Documento aponta que mudanças climáticas, perda de espécies, degradação da terra e poluição estão ligadas e exigem políticas integradas e investimento urgente
Um novo relatório da ONU divulgado nesta terça-feira afirma que o mundo precisa adotar uma abordagem totalmente integrada para enfrentar as crises ambientais que ameaçam a saúde das pessoas e do planeta. O documento, parte da avaliação quadrienal Global Environment Outlook do Programa das Nações Unidas para o Meio Ambiente (UNEP), diz que problemas como mudança climática, perda de biodiversidade, degradação do solo e poluição são inseparáveis e devem ser combatidos ao mesmo tempo.
Segundo os autores, isso exige mais investimentos, incentivos financeiros para reduzir o uso de combustíveis fósseis, práticas agrícolas sustentáveis, controle de poluentes e redução de resíduos. “Você não pode pensar em mudança climática sem pensar em biodiversidade, degradação do solo e poluição”, afirmou Bob Watson, um dos principais autores do estudo e ex-cientista da NASA e do governo britânico. Ele alertou que todos esses fatores estão prejudicando economias, ampliando a pobreza, piorando a saúde e colocando em risco a segurança alimentar, hídrica e até nacional.
Cerca de 300 cientistas de 83 países contribuíram para o relatório, que foi apresentado durante a Assembleia do Meio Ambiente da ONU, em Nairóbi, no Quênia. Eles reforçam que, apesar de décadas de discussões, as ações globais ainda avançam de forma isolada e insuficiente para conter a crise ambiental.

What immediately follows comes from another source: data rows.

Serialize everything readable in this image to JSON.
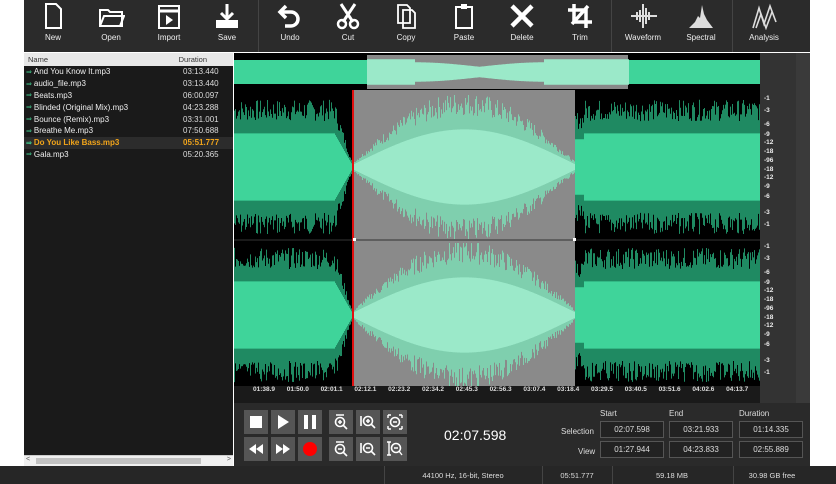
{
  "toolbar": [
    {
      "label": "New",
      "icon": "new-file-icon"
    },
    {
      "label": "Open",
      "icon": "folder-open-icon"
    },
    {
      "label": "Import",
      "icon": "import-icon"
    },
    {
      "label": "Save",
      "icon": "save-icon"
    },
    {
      "label": "Undo",
      "icon": "undo-icon"
    },
    {
      "label": "Cut",
      "icon": "scissors-icon"
    },
    {
      "label": "Copy",
      "icon": "copy-icon"
    },
    {
      "label": "Paste",
      "icon": "paste-icon"
    },
    {
      "label": "Delete",
      "icon": "delete-icon"
    },
    {
      "label": "Trim",
      "icon": "crop-icon"
    },
    {
      "label": "Waveform",
      "icon": "waveform-icon"
    },
    {
      "label": "Spectral",
      "icon": "spectral-icon"
    },
    {
      "label": "Analysis",
      "icon": "analysis-icon"
    }
  ],
  "file_list": {
    "headers": {
      "name": "Name",
      "duration": "Duration"
    },
    "files": [
      {
        "name": "And You Know It.mp3",
        "duration": "03:13.440"
      },
      {
        "name": "audio_file.mp3",
        "duration": "03:13.440"
      },
      {
        "name": "Beats.mp3",
        "duration": "06:00.097"
      },
      {
        "name": "Blinded (Original Mix).mp3",
        "duration": "04:23.288"
      },
      {
        "name": "Bounce (Remix).mp3",
        "duration": "03:31.001"
      },
      {
        "name": "Breathe Me.mp3",
        "duration": "07:50.688"
      },
      {
        "name": "Do You Like Bass.mp3",
        "duration": "05:51.777",
        "selected": true
      },
      {
        "name": "Gala.mp3",
        "duration": "05:20.365"
      }
    ]
  },
  "timeline": [
    "01:38.9",
    "01:50.0",
    "02:01.1",
    "02:12.1",
    "02:23.2",
    "02:34.2",
    "02:45.3",
    "02:56.3",
    "03:07.4",
    "03:18.4",
    "03:29.5",
    "03:40.5",
    "03:51.6",
    "04:02.6",
    "04:13.7"
  ],
  "db_scale": [
    "-1",
    "-3",
    "-6",
    "-9",
    "-12",
    "-18",
    "-96",
    "-18",
    "-12",
    "-9",
    "-6",
    "-3",
    "-1"
  ],
  "current_time": "02:07.598",
  "selection": {
    "labels": {
      "start": "Start",
      "end": "End",
      "duration": "Duration",
      "selection": "Selection",
      "view": "View"
    },
    "selection": {
      "start": "02:07.598",
      "end": "03:21.933",
      "duration": "01:14.335"
    },
    "view": {
      "start": "01:27.944",
      "end": "04:23.833",
      "duration": "02:55.889"
    }
  },
  "status": {
    "format": "44100 Hz, 16-bit, Stereo",
    "length": "05:51.777",
    "size": "59.18 MB",
    "free": "30.98 GB free"
  },
  "colors": {
    "wave": "#3fd49a",
    "wave_sel": "#9be9c9",
    "selection_bg": "#8a8a8a",
    "cursor": "#e01010",
    "accent": "#f2a51a"
  }
}
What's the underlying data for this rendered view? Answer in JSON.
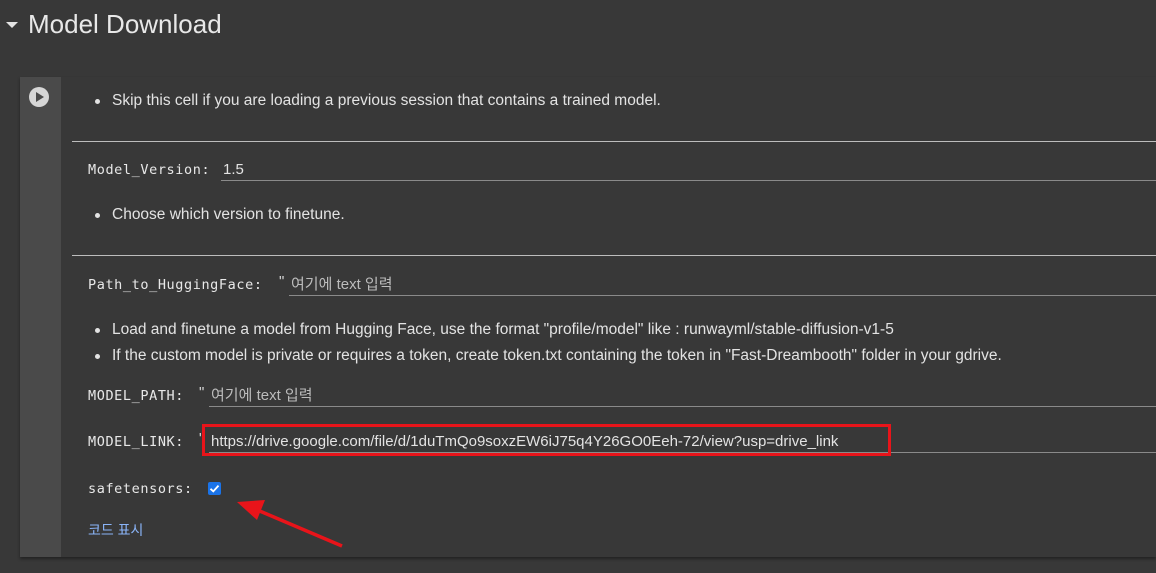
{
  "section": {
    "title": "Model Download"
  },
  "cell": {
    "notes": {
      "skip": "Skip this cell if you are loading a previous session that contains a trained model.",
      "version": "Choose which version to finetune.",
      "hf_format": "Load and finetune a model from Hugging Face, use the format \"profile/model\" like : runwayml/stable-diffusion-v1-5",
      "hf_token": "If the custom model is private or requires a token, create token.txt containing the token in \"Fast-Dreambooth\" folder in your gdrive."
    },
    "fields": {
      "model_version": {
        "label": "Model_Version:",
        "value": "1.5"
      },
      "path_to_huggingface": {
        "label": "Path_to_HuggingFace:",
        "quote": "\"",
        "placeholder": "여기에 text 입력"
      },
      "model_path": {
        "label": "MODEL_PATH:",
        "quote": "\"",
        "placeholder": "여기에 text 입력"
      },
      "model_link": {
        "label": "MODEL_LINK:",
        "quote": "\"",
        "value": "https://drive.google.com/file/d/1duTmQo9soxzEW6iJ75q4Y26GO0Eeh-72/view?usp=drive_link"
      },
      "safetensors": {
        "label": "safetensors:",
        "checked": true
      }
    },
    "show_code_label": "코드 표시"
  },
  "annotations": {
    "highlight_color": "#e8141a",
    "arrow_color": "#e8141a"
  },
  "colors": {
    "checkbox": "#1a73e8",
    "link": "#8ab4f8"
  }
}
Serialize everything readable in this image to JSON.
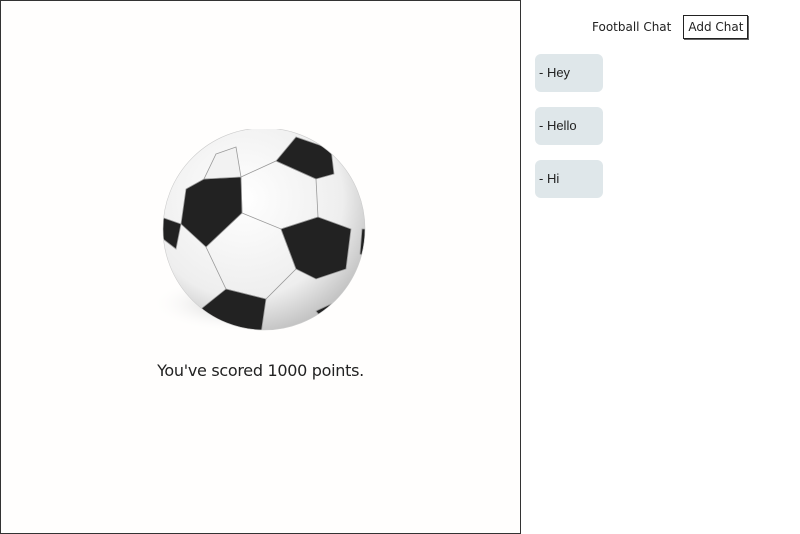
{
  "game": {
    "score_text": "You've scored 1000 points.",
    "ball_icon": "soccer-ball-icon"
  },
  "chat": {
    "title": "Football Chat",
    "add_button_label": "Add Chat",
    "messages": [
      {
        "text": "- Hey"
      },
      {
        "text": "- Hello"
      },
      {
        "text": "- Hi"
      }
    ]
  },
  "colors": {
    "bubble_bg": "#dfe7ea",
    "panel_border": "#333333",
    "text": "#222222"
  }
}
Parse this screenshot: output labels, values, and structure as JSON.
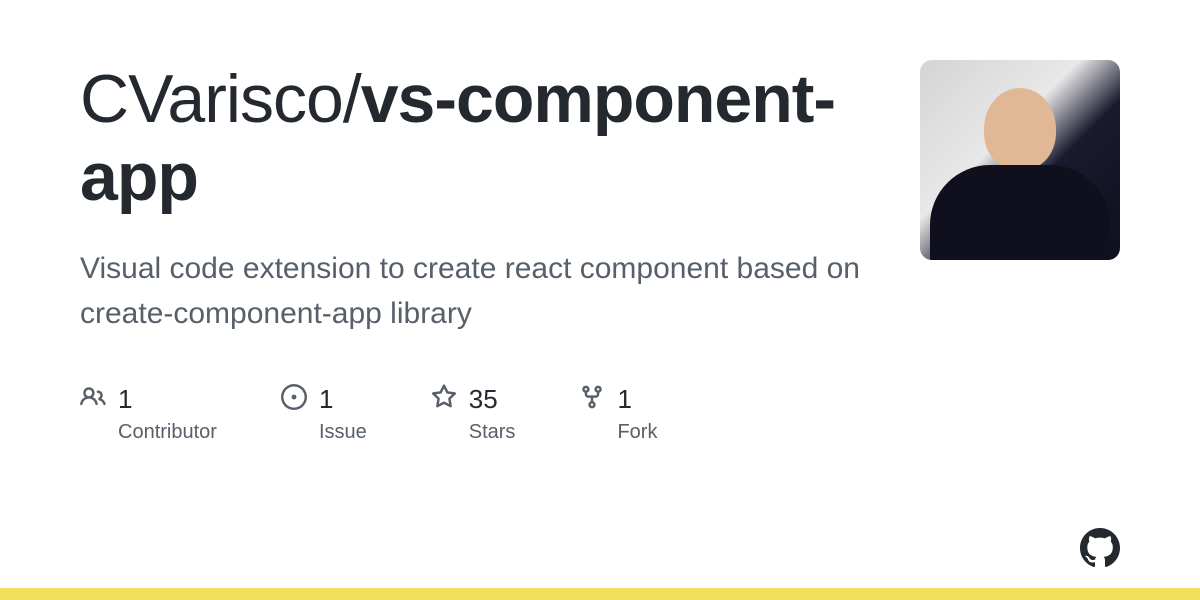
{
  "repo": {
    "owner": "CVarisco",
    "slash": "/",
    "name": "vs-component-app"
  },
  "description": "Visual code extension to create react component based on create-component-app library",
  "stats": {
    "contributors": {
      "value": "1",
      "label": "Contributor"
    },
    "issues": {
      "value": "1",
      "label": "Issue"
    },
    "stars": {
      "value": "35",
      "label": "Stars"
    },
    "forks": {
      "value": "1",
      "label": "Fork"
    }
  },
  "languages": [
    {
      "color": "#f1e05a",
      "percent": 100
    }
  ]
}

Risco de ponto de não retorno
O relatório alerta que o planeta pode estar próximo de um “ponto de inflexão”, momento em que os danos se tornam irreversíveis. As emissões globais de gases de efeito estufa atingiram um novo recorde em 2024, apesar do Acordo de Paris, firmado por quase 200 países há dez anos. No ritmo atual, a temperatura média global pode subir 2,4°C até 2100 — acima do limite de 1,5°C considerado essencial para evitar os piores impactos.
Especialistas apontam que a mudança climática intensifica eventos extremos, como tempestades, secas, ondas de calor e incêndios florestais. A cientista Katharine Hayhoe, da Texas Tech University, disse que o aquecimento global também agrava a degradação da terra, o desmatamento e a extinção de espécies. “Se não resolvermos o clima, não vamos resolver os outros problemas”, afirmou.
Hoje, até 40% das áreas terrestres do planeta estão degradadas, mais de 1 milhão de espécies estão ameaçadas e a poluição está ligada a cerca de 9 milhões de mortes anuais.
Custos e benefícios
O relatório reconhece que a transformação ambiental será cara, mas muito menos custosa do que os danos futuros. Para atingir emissões zero em 2050 e restaurar a biodiversidade, seriam necessários cerca de US$ 8 trilhões por ano em investimentos globais. A partir de 2050, os benefícios econômicos superariam os gastos, chegando a US$ 20 trilhões por ano em 2070 e podendo ultrapassar US$ 100 trilhões posteriormente.
Os autores defendem também que os países precisam ir além do PIB como indicador de desenvolvimento, pois o índice não considera se o crescimento é sustentável ou se causa danos ambientais.
Cooperação global fragilizada
Apesar da urgência, a cooperação internacional está em dificuldade. O relatório aponta que decisões importantes têm avançado lentamente, e negociações recentes sobre clima e poluição não tiveram resultados robustos. A ausência de participação ativa dos Estados Unidos em parte das discussões também preocupa cientistas.
Bob Watson afirmou que alguns países podem hesitar em agir quando grandes nações não demonstram compromisso. Ainda assim, acredita que várias nações seguirão adiante, enquanto outras ficarão para trás.
Para a pesquisadora Katharine Hayhoe, as mudanças acontecerão porque os riscos já são claros demais. “Não se trata de salvar o planeta — ele continuará existindo. A questão é se haverá uma sociedade humana saudável e próspera. E essa resposta ainda está em aberto”, disse.